Continental Insurance Company filed an action in chancery court for a declaration that the judgment was void for lack of personal jurisdiction. The Masters insisted that the judgment against defendants was valid as the circuit court obtained jurisdiction by publication. In this contention, the Masters relied upon Tenn. Code Ann. § 21-1-203(a) which dispenses with personal service in a court of chancery in certain circumstances. The Masters asserted that the statute applies to circuit and chancery courts alike because the Tennessee Rules of Civil Procedure now prescribe the same procedure for both courts. The Court of Appeals stated as follows:
We think the appellant is mistaken. Tenn.R.Civ.Proc. 4.05 deals with constructive service and the comments to the rule make it clear that, unless specifically changed by the rules, "no changes in the statutes governing constructive service are intended." Therefore, in accordance with the rules, the statute does not apply to the circuit court.
Beyond that obvious difficulty, however, is the notion that Tenn. Code Ann. § 21-1-203 gives the court the power to render a purely personal judgment against a defendant where the only service is by publication . . . In other cases involving the general law (and not Tenn. Code Ann. § 21-1-203 specifically) the courts have been equally definitive. "In actions purely personal [the defendant] is entitled to personal service on himself, or on someone standing before the law as his proper representative; and no valid personal recovery can be had against him without such service . . ."
[I]n effect, the statute provides a means of giving notice to interested parties when the court is acting in rem. [citation omitted].

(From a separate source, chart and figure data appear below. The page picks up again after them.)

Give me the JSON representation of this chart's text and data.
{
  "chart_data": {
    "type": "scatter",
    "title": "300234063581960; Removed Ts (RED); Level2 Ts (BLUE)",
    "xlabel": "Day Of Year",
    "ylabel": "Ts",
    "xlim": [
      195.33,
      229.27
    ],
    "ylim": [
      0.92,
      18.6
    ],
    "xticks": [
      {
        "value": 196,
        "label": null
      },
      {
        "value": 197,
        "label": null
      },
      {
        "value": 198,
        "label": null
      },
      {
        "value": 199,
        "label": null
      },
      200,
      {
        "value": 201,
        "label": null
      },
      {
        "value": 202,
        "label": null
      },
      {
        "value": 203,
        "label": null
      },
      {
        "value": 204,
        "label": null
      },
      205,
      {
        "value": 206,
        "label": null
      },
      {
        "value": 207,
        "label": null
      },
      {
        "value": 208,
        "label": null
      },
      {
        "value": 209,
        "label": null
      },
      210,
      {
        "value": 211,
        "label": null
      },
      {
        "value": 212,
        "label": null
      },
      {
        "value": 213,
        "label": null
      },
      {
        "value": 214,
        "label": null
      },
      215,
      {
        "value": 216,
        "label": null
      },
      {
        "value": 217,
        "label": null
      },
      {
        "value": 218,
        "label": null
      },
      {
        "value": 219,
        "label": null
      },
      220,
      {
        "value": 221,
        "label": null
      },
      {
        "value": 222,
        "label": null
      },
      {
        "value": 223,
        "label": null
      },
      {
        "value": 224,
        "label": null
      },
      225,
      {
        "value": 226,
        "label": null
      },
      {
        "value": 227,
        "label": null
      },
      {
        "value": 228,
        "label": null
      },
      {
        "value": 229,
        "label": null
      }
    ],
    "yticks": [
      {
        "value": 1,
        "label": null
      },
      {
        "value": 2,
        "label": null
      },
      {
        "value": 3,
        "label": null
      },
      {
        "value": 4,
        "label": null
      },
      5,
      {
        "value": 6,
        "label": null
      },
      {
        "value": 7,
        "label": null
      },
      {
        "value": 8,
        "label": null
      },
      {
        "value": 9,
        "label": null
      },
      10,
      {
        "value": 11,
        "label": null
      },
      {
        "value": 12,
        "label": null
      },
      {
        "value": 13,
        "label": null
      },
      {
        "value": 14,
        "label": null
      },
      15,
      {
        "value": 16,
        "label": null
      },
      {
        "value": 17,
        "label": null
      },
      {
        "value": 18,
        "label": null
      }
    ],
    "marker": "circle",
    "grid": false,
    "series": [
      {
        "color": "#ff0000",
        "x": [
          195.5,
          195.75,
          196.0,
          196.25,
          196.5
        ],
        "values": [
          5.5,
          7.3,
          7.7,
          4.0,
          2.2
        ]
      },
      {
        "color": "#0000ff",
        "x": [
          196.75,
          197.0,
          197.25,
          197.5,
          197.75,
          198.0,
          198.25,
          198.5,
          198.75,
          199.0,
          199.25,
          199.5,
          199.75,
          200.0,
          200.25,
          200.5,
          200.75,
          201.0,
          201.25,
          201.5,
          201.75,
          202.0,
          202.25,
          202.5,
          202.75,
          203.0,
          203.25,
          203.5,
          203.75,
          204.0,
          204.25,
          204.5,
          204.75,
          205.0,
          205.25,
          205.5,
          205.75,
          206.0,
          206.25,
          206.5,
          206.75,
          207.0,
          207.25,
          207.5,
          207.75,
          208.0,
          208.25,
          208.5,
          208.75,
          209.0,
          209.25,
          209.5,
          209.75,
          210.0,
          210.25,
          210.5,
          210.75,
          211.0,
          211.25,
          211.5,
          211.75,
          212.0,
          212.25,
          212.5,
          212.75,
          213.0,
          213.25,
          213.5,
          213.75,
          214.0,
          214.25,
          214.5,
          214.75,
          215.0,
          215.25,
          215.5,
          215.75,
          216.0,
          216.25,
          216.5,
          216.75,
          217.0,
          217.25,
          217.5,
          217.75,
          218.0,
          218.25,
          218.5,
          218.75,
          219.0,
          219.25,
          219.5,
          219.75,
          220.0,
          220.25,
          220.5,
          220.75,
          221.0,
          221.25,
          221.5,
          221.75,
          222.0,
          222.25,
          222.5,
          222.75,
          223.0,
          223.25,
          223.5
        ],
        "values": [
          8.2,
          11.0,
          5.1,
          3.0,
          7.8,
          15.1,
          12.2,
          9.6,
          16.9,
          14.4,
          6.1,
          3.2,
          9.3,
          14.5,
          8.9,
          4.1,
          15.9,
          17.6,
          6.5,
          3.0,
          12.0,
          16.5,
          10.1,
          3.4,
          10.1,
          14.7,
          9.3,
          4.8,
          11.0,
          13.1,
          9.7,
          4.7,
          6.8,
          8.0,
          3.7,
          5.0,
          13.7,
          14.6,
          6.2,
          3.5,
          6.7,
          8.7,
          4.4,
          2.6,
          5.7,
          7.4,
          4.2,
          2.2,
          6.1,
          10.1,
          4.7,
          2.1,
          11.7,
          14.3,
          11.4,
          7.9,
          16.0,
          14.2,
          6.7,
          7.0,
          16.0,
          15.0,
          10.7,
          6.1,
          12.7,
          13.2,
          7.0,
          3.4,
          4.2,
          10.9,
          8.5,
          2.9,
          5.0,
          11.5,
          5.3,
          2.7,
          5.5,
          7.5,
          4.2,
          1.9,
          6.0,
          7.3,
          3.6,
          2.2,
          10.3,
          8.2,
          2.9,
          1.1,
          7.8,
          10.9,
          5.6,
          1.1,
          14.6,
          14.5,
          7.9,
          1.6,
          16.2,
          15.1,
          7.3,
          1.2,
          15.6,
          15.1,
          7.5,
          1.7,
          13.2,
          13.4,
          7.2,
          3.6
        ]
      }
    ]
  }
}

We are satisfied that even if Tenn. Code Ann. § 21-1-203 could be applied in circuit court it would not give the court the power to enter a personal judgment against a defendant where the defendant was served by publication only.
Continental at *1, *2.
The Tennessee General Assembly has chosen to authorize the utilization of service by publication in certain specific instances. Such instances have been codified as statutes in the Tennessee Code. Nowhere in the Tennessee Code does the General Assembly authorize service by publication for civil negligence actions filed in circuit court. In the absence of such a statute, service by publication is not a valid method of achieving service upon a defendant.
Scroggins' attempt to achieve service upon Goss by publication was legally ineffective and therefore nothing was done to commence the lawsuit once the original summons was returned unserved. Accordingly, there has been no compliance with T.R.C.P. 3 and 4 and no tolling of the statute of limitations. This lawsuit must be dismissed and the decision of the trial court denying Goss' motion to dismiss must be reversed.
III. Conclusion
The judgment of the trial court is hereby reversed. Costs of this appeal are taxed to Appellee, for which execution may issue if necessary.
___________________________ HIGHERS, J.
CONCUR:
__________________________________________________ FARMER, J.
__________________________________________________ LILLARD, J.